(SANAA, Yemen) -- Thousands in the capitol of Yemen are demonstrating against what they call the corrupt and ineffective government of President Ali Abdullah Saleh.
An estimated 20,000 protestors have taken to the streets of Sanaa in what the opposition is calling a day of rage. They are demanding a change in government and say President Ali Abdullah Salah's offer Wednesday to leave office in 2013 is not good enough. Some clearly want him to step down sooner while others support entering talks on political reform. But these protestors are not the only ones on the streets.

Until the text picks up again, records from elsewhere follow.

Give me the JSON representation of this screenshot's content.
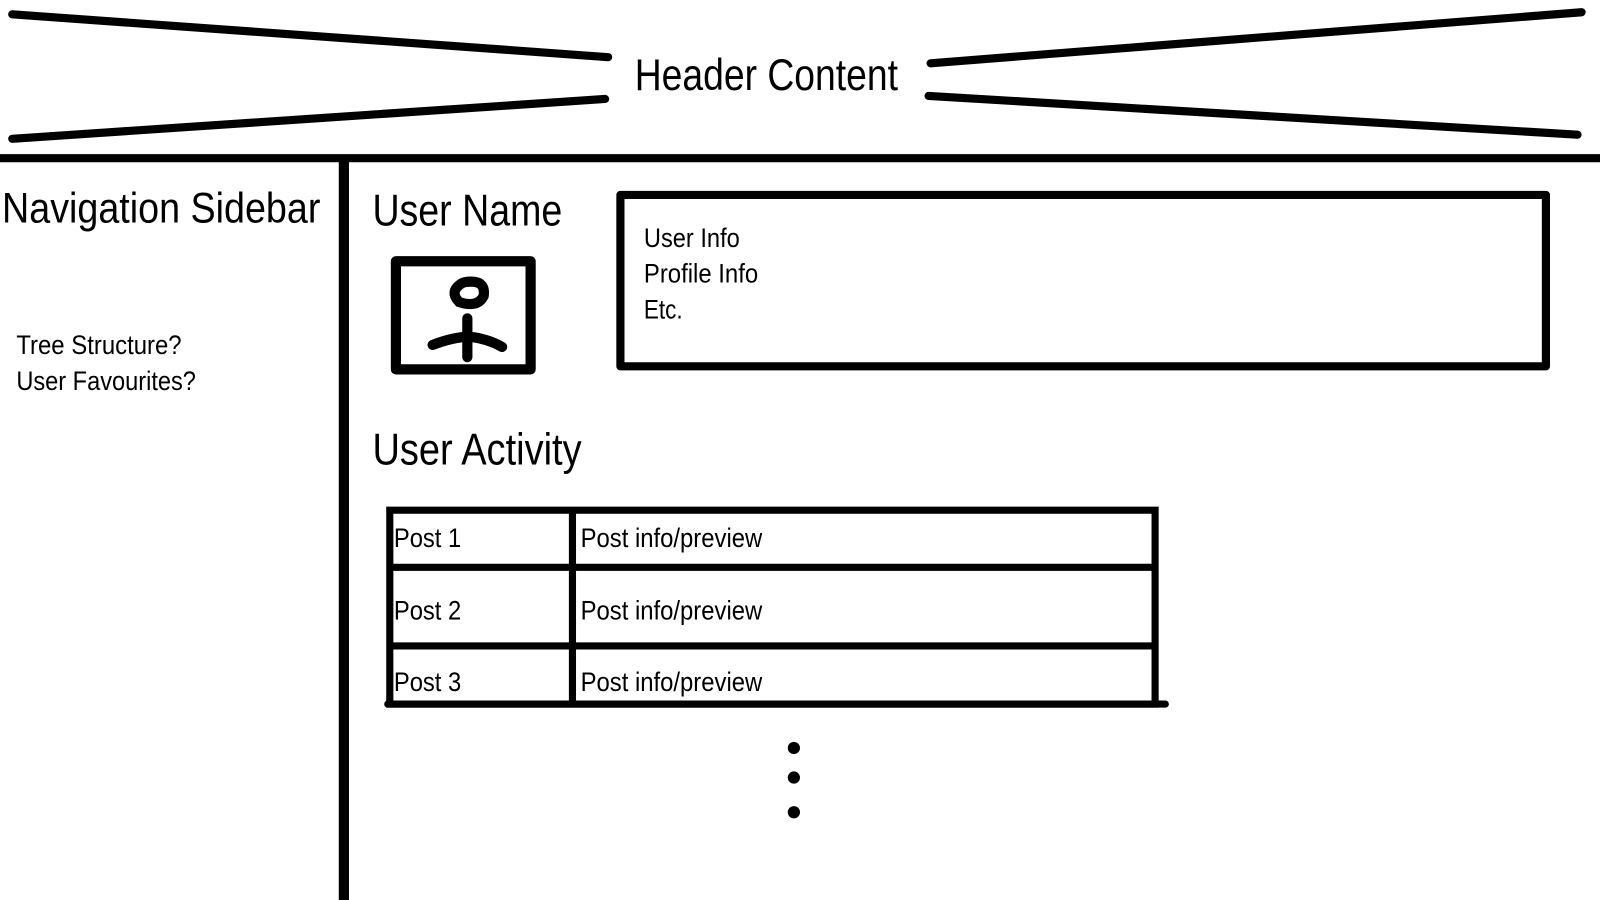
{
  "header": {
    "title": "Header Content"
  },
  "sidebar": {
    "title": "Navigation Sidebar",
    "items": [
      {
        "label": "Tree Structure?"
      },
      {
        "label": "User Favourites?"
      }
    ]
  },
  "profile": {
    "user_name": "User Name",
    "avatar_icon": "stick-figure-avatar-icon",
    "info_lines": [
      "User Info",
      "Profile Info",
      "Etc."
    ]
  },
  "activity": {
    "title": "User Activity",
    "posts": [
      {
        "title": "Post 1",
        "preview": "Post info/preview"
      },
      {
        "title": "Post 2",
        "preview": "Post info/preview"
      },
      {
        "title": "Post 3",
        "preview": "Post info/preview"
      }
    ],
    "more_icon": "vertical-ellipsis-icon"
  }
}
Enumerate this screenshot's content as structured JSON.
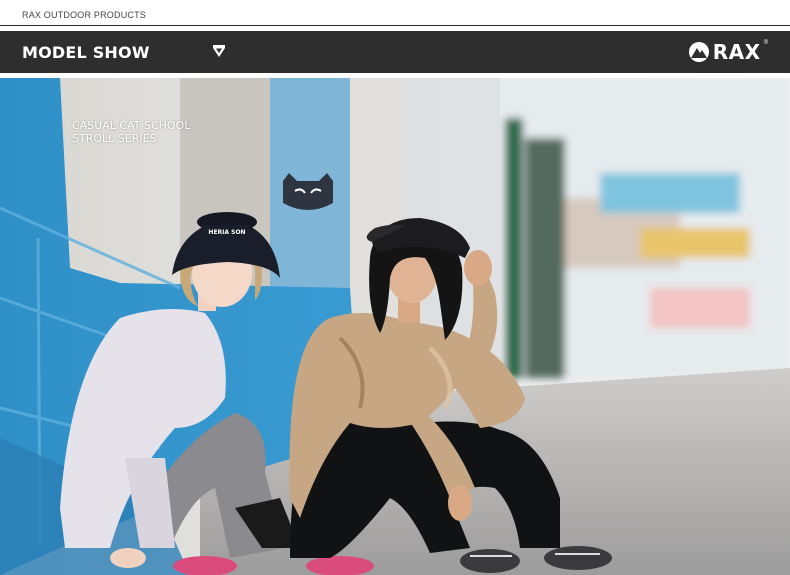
{
  "header": {
    "breadcrumb": "RAX OUTDOOR PRODUCTS"
  },
  "section_bar": {
    "title": "MODEL SHOW",
    "brand": "RAX",
    "brand_mark": "®"
  },
  "photo": {
    "caption_line1": "CASUAL CAT SCHOOL",
    "caption_line2": "STROLL SERIES",
    "cap_text": "HERIA SON"
  },
  "icons": {
    "chevron": "chevron-down-shield-icon",
    "logo": "rax-mountain-logo-icon"
  },
  "colors": {
    "bar_bg": "#2e2e2e",
    "wall_blue": "#2f8fc7",
    "sky_blue": "#4fa6d3"
  }
}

Thousands of Salah's supporters have come out to march and defend the president.
But, unlike in Cairo where violence has erupted between pro and anti-government demonstrators, in Yemen no clashes have broken out between the two groups.
President Salah has ruled Yemen for over 30 years, but announced he'll step down in two years and that he won't put his son in power to succeed him. He made those political concessions after protestors, inspired by events first in Tunisia and then in Egypt, demanded government reform and called for his ouster. Salah has come under fierce public criticism for failing to fix staggeringly high poverty and unemployment rates and for failing to democratize.
One of out of three Yemenis faces chronic hunger, while unemployment tops 40 percent and another 40 percent of Yemenis live on less than two dollars a day.